Pharmacologic therapy — Pharmacologic therapy can be used as an alternative to catheter ablation if necessary. Prior to the development of ablation techniques, empiric drug therapy was the preferred treatment of "Mahaim" fiber tachycardia. Since this is a relatively rare condition, there have been no large-scale comparative trials of different classes of drugs. The published data are limited to case reports and small studies demonstrating sensitivity to various classes of antiarrhythmic agents. Because drug therapy is so uncommonly used (and studied) in this condition, and since for most patients catheter ablation is by far the preferred option, it is not possible to make a recommendation for any one agent.

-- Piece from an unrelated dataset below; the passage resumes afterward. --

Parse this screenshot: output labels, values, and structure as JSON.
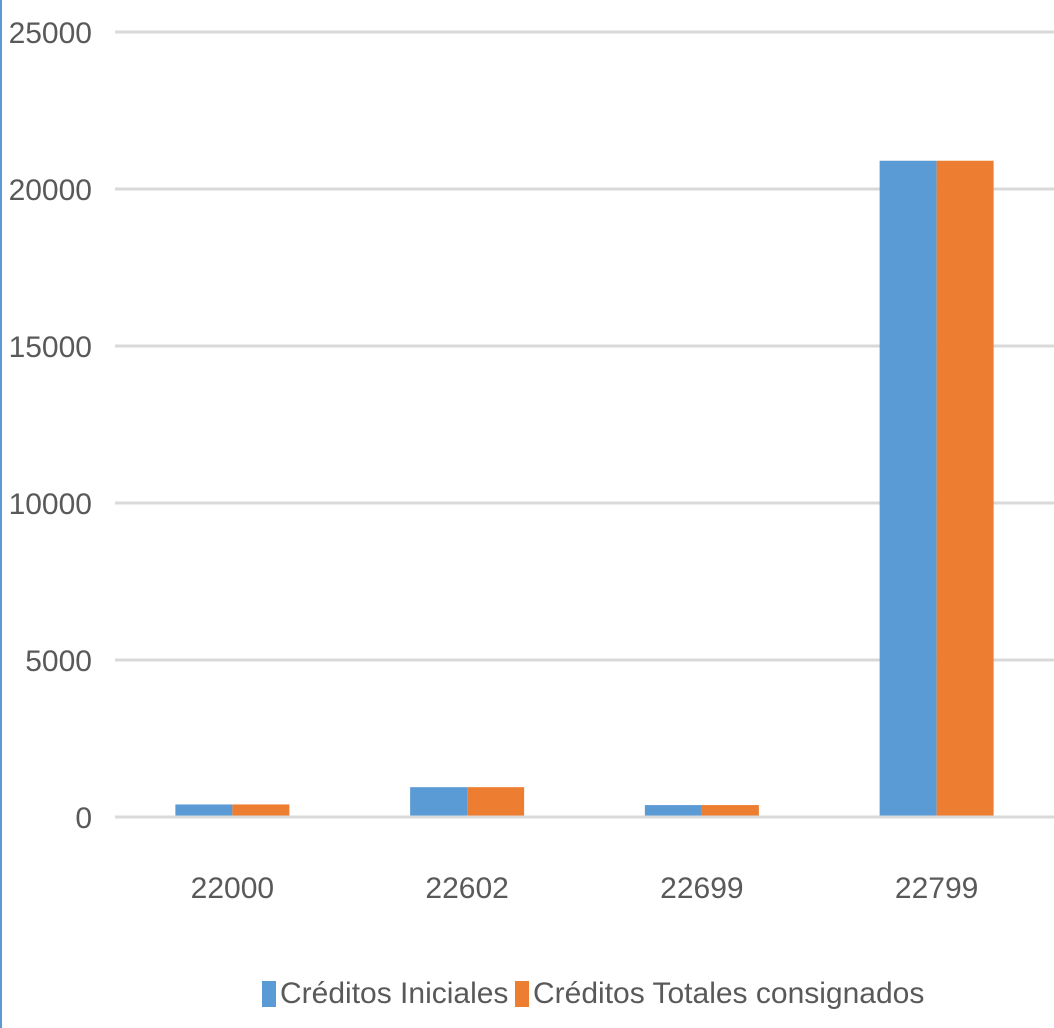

Antegrade conduction in atriofascicular pathways appears to be acutely sensitive to adenosine but not necessarily to other agents that predominately affect the AV node, such as calcium blockers and beta blockers [39]. In some cases, however, the AV nodal blocking agents may be effective in preventing tachycardia by affecting AV nodal conduction in the retrograde limb of the tachycardia. Both class IA and IC agents, as well as class III agents, also may slow or prevent tachycardia in patients with antidromic tachycardia related to atriofascicular pathways [40].

SUMMARY AND RECOMMENDATIONS

●Cardiac preexcitation describes premature activation of the ventricles over an abnormal pathway distinct from the normal cardiac conduction system. (See 'Nomenclature, anatomy, and physiology' above.)

•The classic form of cardiac preexcitation occurs in Wolff-Parkinson-White (WPW) syndrome, involving a short connection along the atrioventricular (AV) groove, referred to as an "accessory AV pathway."

•Atriofascicular pathways, formerly referred to as "Mahaim" fibers, are now understood to involve a specialized conduction pathway arising from the lateral right atrium that extends far down into the body of the right ventricle and is quite distinct from the AV node and bundle of His.

●Atriofascicular pathways exhibit structural and functional features that can almost be likened to a secondary AV conduction system. (See 'Electrophysiology' above.)

●Many patients with atriofascicular pathways have minimal ECG changes, but in some cases a subtle delta wave with a normal PR interval can be seen. The most common tachycardia in this condition is antidromic reentry using the atriofascicular pathway as the antegrade limb and the AV node as the retrograde limb (See 'Clinical features' above.)

●Patients with suspected atriofascicular ("Mahaim" fiber) tachycardia should all have had an ECG as part of the initial presentation. Additional testing for such patients also includes transthoracic echocardiography and, frequently, invasive electrophysiology studies for confirmation of the diagnosis and, in many cases, therapeutic catheter ablation of the abnormal pathway. (See 'Evaluation' above and 'Diagnosis' above.)

●Most patients are suitable candidates for transcatheter ablation, but the techniques used for mapping differ somewhat from those used for a conventional WPW pathway. In rare circumstances, pharmacologic therapy can be used in an effort to suppress arrhythmias. (See 'Treatment' above.)